Remembrance Day is tomorrow in Canada.
Today I felt so big and lazy that I forced myself to go for a long walk. Three blocks from the house, a fish-carrying fool asked me to marry him. He was tall with a high waist and grasshopper legs. When he smiled at me, I saw there was a tooth missing from the left side of his mouth. He kept smiling and laughing, and I actually smiled back. He must be crazy. Yet, who knows how life would be if I had said yes? I sure would be very healthy with all that fish.
When I first arrived here, Uncle Eddie picked me up from the airport in a rusted Mazda that I felt embarrassed to drive in. I gave him two thousand dollars to stay at the Katelemwa Estate with him and Auntie Zeddie for nine months.
Katelemwa Estate is a huge plot of land with seven houses, all owned by Makerere University, where some of the professors are housed off-campus. Makerere University also has on-campus housing. My Auntie Ellie and her husband Pat, who works at Makerere as well, live in a three-story house there.
The houses on Katelemwa Estate each look different. Uncle Eddie and Auntie Zeddie’s house is a bungalow with four bedrooms. They have their own bedroom. My cousin Jack has his own room. My other cousins, Darlene and Dora, share a room. My aunt and uncle were kind enough to give me my own room.
The room is okay but I have to sleep under a mosquito net to avoid contracting malaria. At night, I’m afraid to get out of the bed—even when I need to use the outhouse—because cockroaches as big as my hand, with shiny, hard backs, litter the floor.
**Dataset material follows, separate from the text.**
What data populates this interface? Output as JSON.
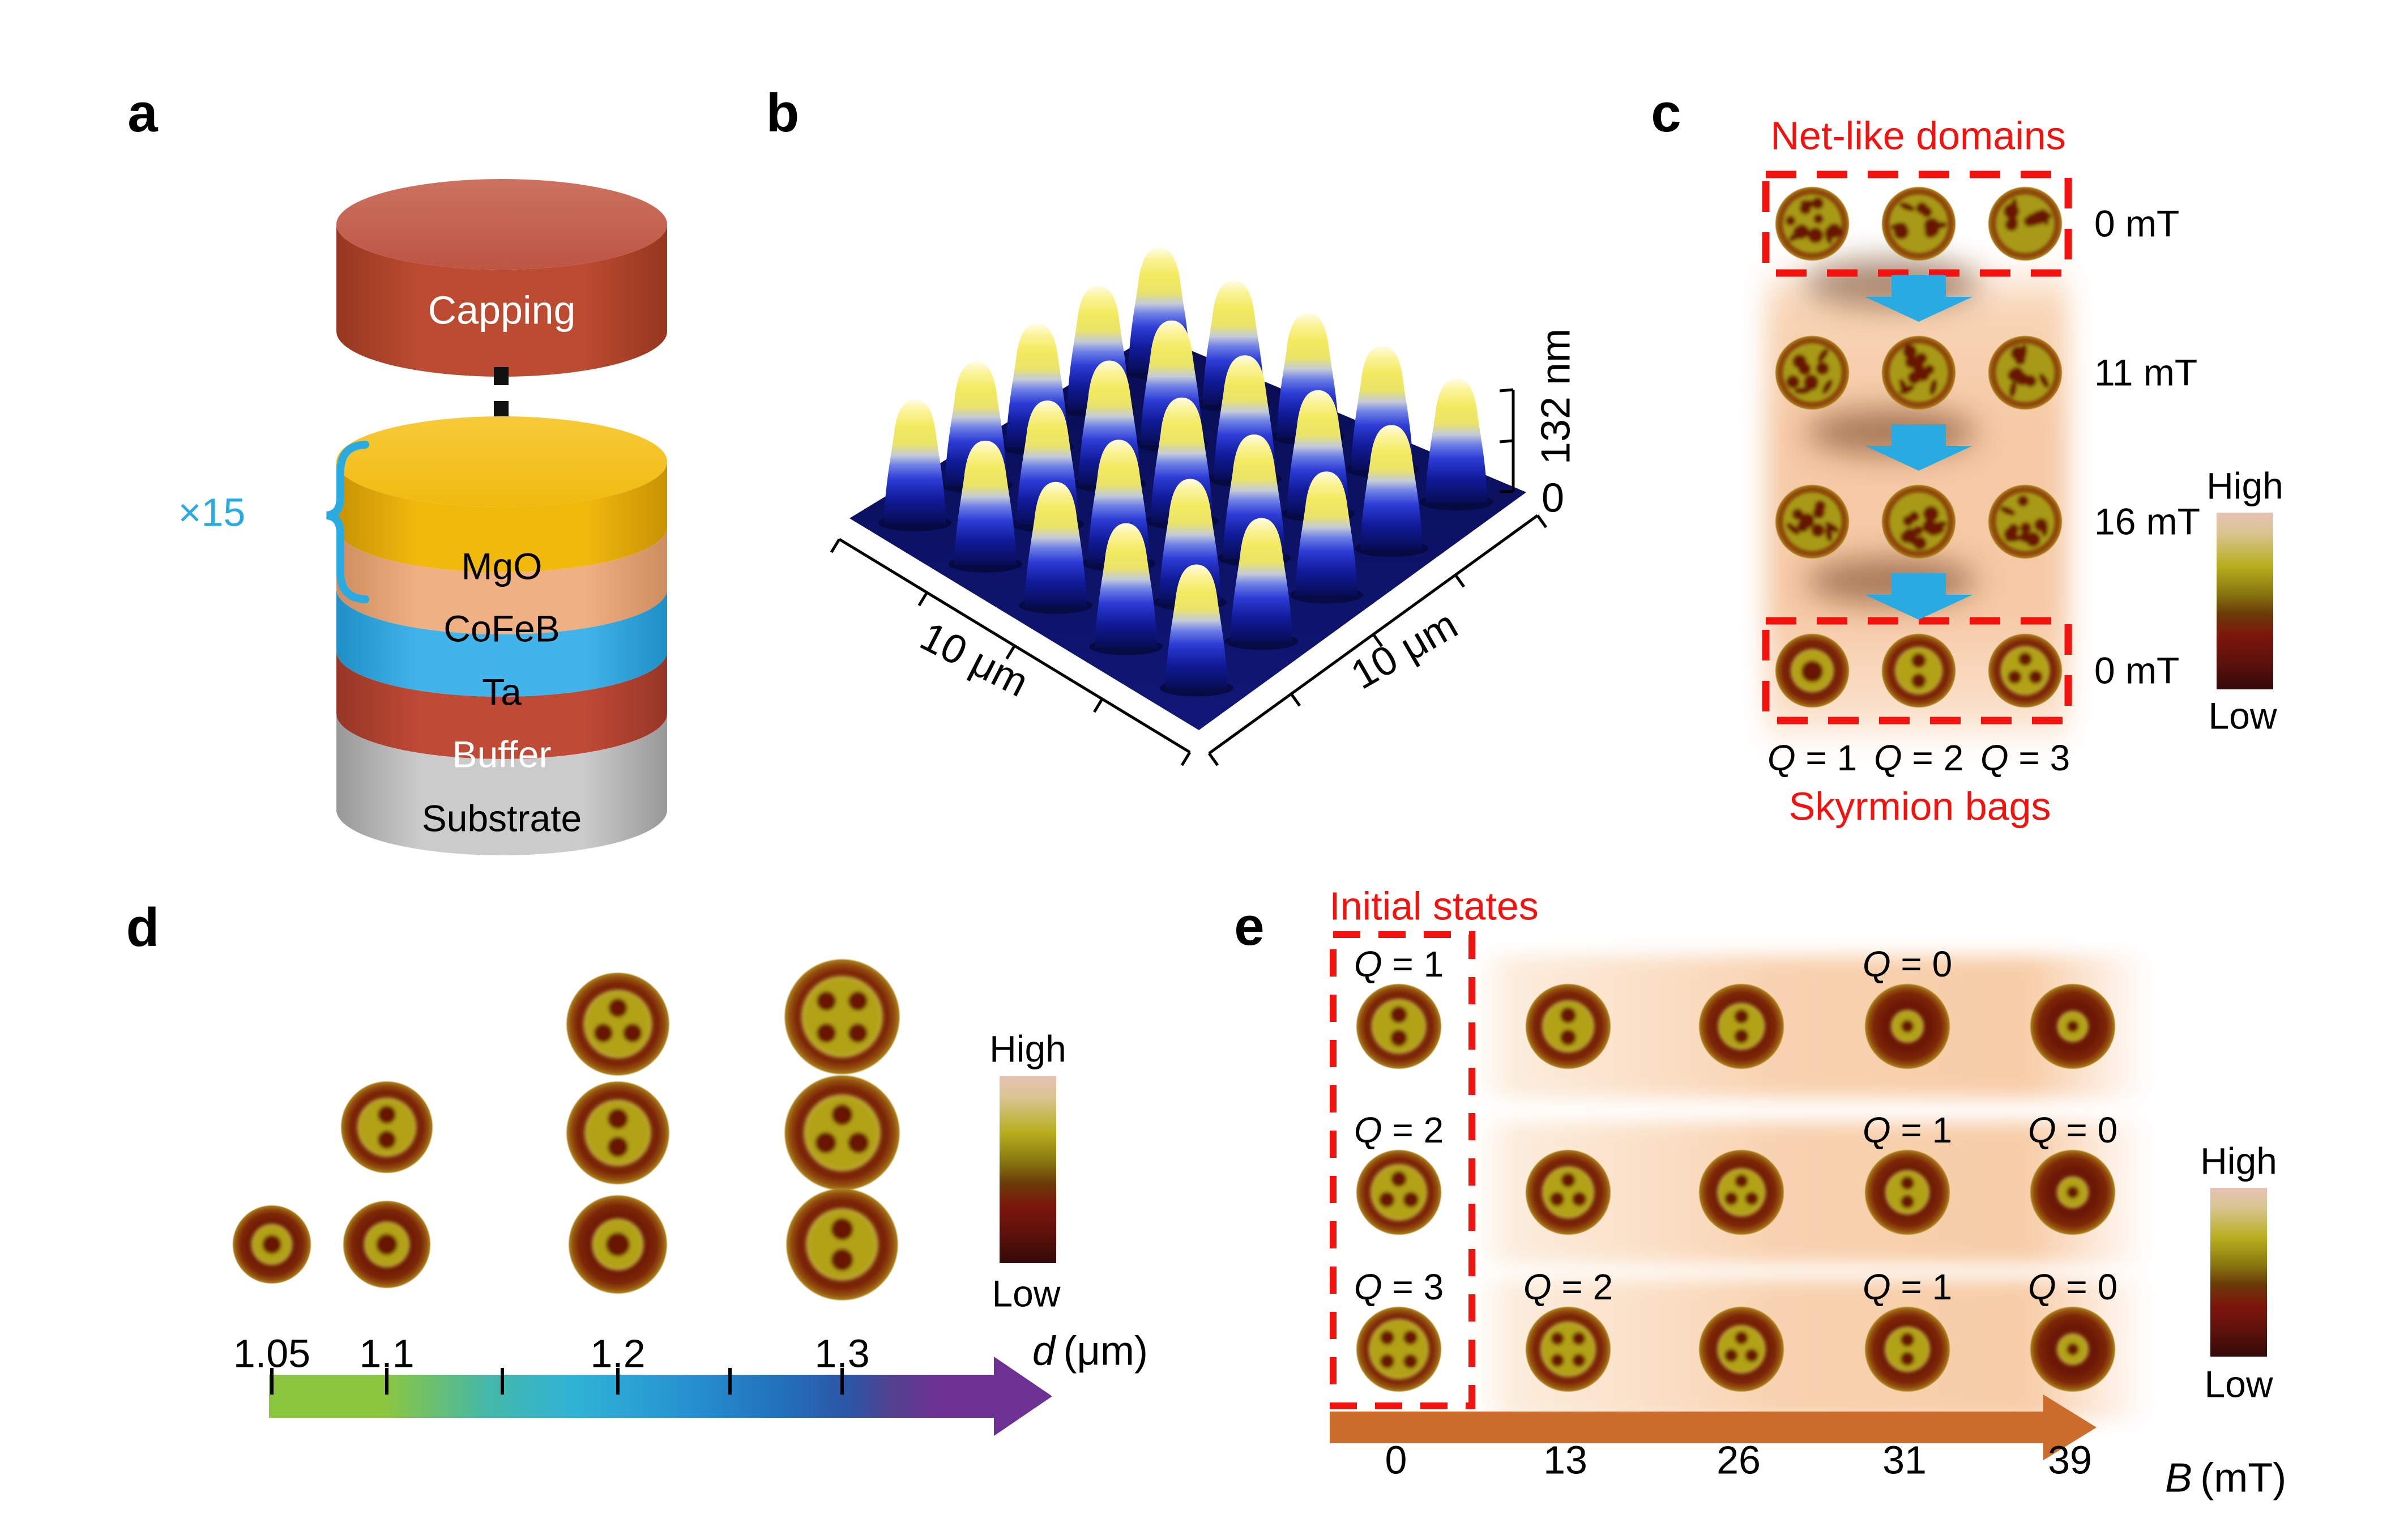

Their mangy, orange dog yelps outside all night. They treat that animal so badly. The water that comes from the outside well needs to be boiled. The house girl,
Clara, does this. She also teaches me Lunyoro and Luganda. I take notes and keep them in a separate journal that I think of as my language book.
The living room has old furniture and flat brownish grey carpet.
I like living here. It’s pleasant. But, I really hope I do not contract malaria. Apparently, it takes two months after you have been bitten to get really sick.
When my brother Robert, my sister Karen and I went to Expo ’86 in Vancouver, British Columbia, we stayed with friends of my father. With the help of the pavilions at Expo ’86, I travelled to Malaysia, India, Australia, Iceland, Finland, Norway, Switzerland, China, Korea and Singapore…my Expo passport was inked with stamps. My dad’s friends had a huge house in Surrey. There were more bedrooms than people living in the house and it was so airy that you felt as though you were outside even when you were still inside—completely defeating the benefit of being indoors. Totally useless.
I am lucky to be in the literature and communications department at Makerere University. I learn a lot. I go through flashes and sometimes think I should enrol in public relations or science journalism at Boston University, but I have to hang in here
—I think many good things are ahead for me. I can’t wait until Mommy sends my things.